I compiled a lengthier list of Jeollanam-do festivals earlier, though after this weekend a lot of the main ones will have wrapped up. I'm pretty pissed that my write-ups on local stuff aren't turning up at the top of Google anymore, so please excuse any gratuitous internal links you find. Goofy Youtube videos, half-assed research, ordinary travelogues, and information lifted from my page without attribution don't cut it anymore around here. Anyway, sort of on-topic is an article from the Hankyoreh today about all the festivals that are going on and that overlap both dates and themes. Of regional interest:
One example is the Simcheong Festival, held yesterday afternoon in Gokseong County, South Jeolla Province. The festival was overwhelmed with crowds and enough cars to fill a parking garage able to accommodate 2,000 vehicles; entry from the entrance one kilometer ahead was difficult. Gokseong spent 400 million won to prepare the festival, but its distinctive character was lacking in comparison with its size. Tourist Kim Ho-geom, 35, who is from Dongnim-dong, Buk-gu, Gwangju, said that the landscape of the festival’s location, the banks of the Seomjin River, was beautiful, but that the festival’s content -- including fireworks, performances by popular singers, pumba performances (performances by village buskers) and a 100-song challenge -- was monotonous. Kim also said that he wished there were more memorable activities or sights, even if it meant the festival was smaller in size.

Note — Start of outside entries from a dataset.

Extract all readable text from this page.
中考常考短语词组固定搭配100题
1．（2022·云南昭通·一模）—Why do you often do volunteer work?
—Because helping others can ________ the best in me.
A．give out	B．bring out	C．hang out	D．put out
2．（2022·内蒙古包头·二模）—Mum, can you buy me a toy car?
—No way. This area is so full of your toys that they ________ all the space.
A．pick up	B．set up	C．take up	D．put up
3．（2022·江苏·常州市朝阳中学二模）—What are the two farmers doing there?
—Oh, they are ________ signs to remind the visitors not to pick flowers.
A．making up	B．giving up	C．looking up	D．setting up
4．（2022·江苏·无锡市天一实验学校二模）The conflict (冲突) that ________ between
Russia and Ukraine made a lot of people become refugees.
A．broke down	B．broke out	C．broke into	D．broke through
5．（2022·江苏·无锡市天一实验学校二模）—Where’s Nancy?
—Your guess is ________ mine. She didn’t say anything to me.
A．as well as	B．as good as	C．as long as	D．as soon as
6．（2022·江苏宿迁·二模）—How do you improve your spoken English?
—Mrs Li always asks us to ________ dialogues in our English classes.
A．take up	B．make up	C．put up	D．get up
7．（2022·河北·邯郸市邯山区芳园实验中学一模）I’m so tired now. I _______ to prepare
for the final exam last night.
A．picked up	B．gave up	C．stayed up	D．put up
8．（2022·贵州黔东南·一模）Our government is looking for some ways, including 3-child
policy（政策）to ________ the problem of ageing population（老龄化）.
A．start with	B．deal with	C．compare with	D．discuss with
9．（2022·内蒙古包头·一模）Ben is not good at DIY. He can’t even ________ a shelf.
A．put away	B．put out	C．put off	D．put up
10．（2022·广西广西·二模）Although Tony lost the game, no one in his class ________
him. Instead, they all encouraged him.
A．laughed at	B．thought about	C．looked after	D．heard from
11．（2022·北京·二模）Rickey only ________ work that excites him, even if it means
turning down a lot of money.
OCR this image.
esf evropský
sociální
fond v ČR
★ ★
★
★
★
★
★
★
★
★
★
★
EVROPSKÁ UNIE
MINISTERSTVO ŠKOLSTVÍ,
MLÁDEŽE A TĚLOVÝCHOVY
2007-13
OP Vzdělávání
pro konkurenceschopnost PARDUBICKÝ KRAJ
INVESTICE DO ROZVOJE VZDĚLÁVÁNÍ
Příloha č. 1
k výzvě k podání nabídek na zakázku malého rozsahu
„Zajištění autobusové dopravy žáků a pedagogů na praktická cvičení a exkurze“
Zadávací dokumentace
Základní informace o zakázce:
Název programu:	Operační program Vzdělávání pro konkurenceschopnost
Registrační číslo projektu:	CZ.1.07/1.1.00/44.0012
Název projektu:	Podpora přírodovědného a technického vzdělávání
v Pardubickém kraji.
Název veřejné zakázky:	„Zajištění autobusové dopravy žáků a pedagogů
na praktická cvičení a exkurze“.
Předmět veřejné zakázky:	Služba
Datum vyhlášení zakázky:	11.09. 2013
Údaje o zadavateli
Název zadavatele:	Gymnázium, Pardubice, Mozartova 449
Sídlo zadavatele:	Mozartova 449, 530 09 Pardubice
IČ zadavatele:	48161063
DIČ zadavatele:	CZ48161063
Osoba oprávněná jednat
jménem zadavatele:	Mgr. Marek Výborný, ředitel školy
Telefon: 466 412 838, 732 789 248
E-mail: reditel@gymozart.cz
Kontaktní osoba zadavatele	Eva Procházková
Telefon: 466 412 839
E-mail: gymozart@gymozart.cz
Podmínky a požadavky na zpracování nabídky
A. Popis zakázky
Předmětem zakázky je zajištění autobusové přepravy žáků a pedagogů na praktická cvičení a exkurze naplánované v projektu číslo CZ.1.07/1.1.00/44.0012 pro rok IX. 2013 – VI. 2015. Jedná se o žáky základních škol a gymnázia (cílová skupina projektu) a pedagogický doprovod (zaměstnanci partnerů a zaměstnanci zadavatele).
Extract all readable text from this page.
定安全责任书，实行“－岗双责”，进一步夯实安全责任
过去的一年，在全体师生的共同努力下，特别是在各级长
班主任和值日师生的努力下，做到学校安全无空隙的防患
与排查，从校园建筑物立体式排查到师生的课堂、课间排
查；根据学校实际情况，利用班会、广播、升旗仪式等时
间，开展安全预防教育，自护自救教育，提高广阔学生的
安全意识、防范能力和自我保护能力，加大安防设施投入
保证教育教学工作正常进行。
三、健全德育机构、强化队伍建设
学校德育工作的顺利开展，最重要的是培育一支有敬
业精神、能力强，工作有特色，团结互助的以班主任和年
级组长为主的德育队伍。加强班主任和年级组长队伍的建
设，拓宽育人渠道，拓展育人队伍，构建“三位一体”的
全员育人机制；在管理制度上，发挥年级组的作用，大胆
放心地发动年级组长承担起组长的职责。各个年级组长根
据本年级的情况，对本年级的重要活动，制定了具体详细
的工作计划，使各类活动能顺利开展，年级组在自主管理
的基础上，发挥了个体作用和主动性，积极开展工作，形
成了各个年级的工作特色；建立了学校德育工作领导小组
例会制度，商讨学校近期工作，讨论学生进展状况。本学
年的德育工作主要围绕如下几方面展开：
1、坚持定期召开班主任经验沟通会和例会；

I really wanted to go to that one in Gokseong, although not after reading that review, but was at the Lantern Festival instead. The overlap really sucks, and to be honest for some of these smaller festivals like the ones in Gokseong, Gwangyang, and wherever else, you're pretty much not going to get anyone except immediate locals if you schedule it during the same week as some of the country's biggest. Then again I'd hate to see festivals eliminated, as the Hankyoreh article suggests, just for the sake of convenience. Life is about making tough choices, and there are few tougher than deciding whether to attend the festival about meat or the one about murdering Japanese people.
3 comments:
hey brian...this is carlos. just wanted to give u a heads up that i got my apartment broken into yesterday while at work. they only took a box of clothes, shoes, rice cooker, voltage convertor and loose change. but all that stuff was in the smallroom, so i figure it was a quickie job.
keep an eye on ur place and ur stuff, bro!
Thanks for the heads up, and sorry to hear about that.
Was your door locked? How about that little window?
"Hey Ho-Seop! Your article isn't long enough to fill the allotted space."
"Can't you just play around with the font size and spacing, Jang-Gyu?"
"I already did. I need about two lines of extra text."
"I already wrote the article."
"Just put in some bullshit. Expand a phrase or something."
"Ok ok ok ok. Here. Take this line: 'the festival was overwhelmed with crowds and over 2000 cars,' and, uh, make it, uh...
'The festival was overwhelmed with crowds and enough cars to fill a parking garage able to accommodate 2,000 vehicles'!"
"Sweet! That's exactly what I need, Ho-Seop. Let me buy you a drink later. You always come through for me.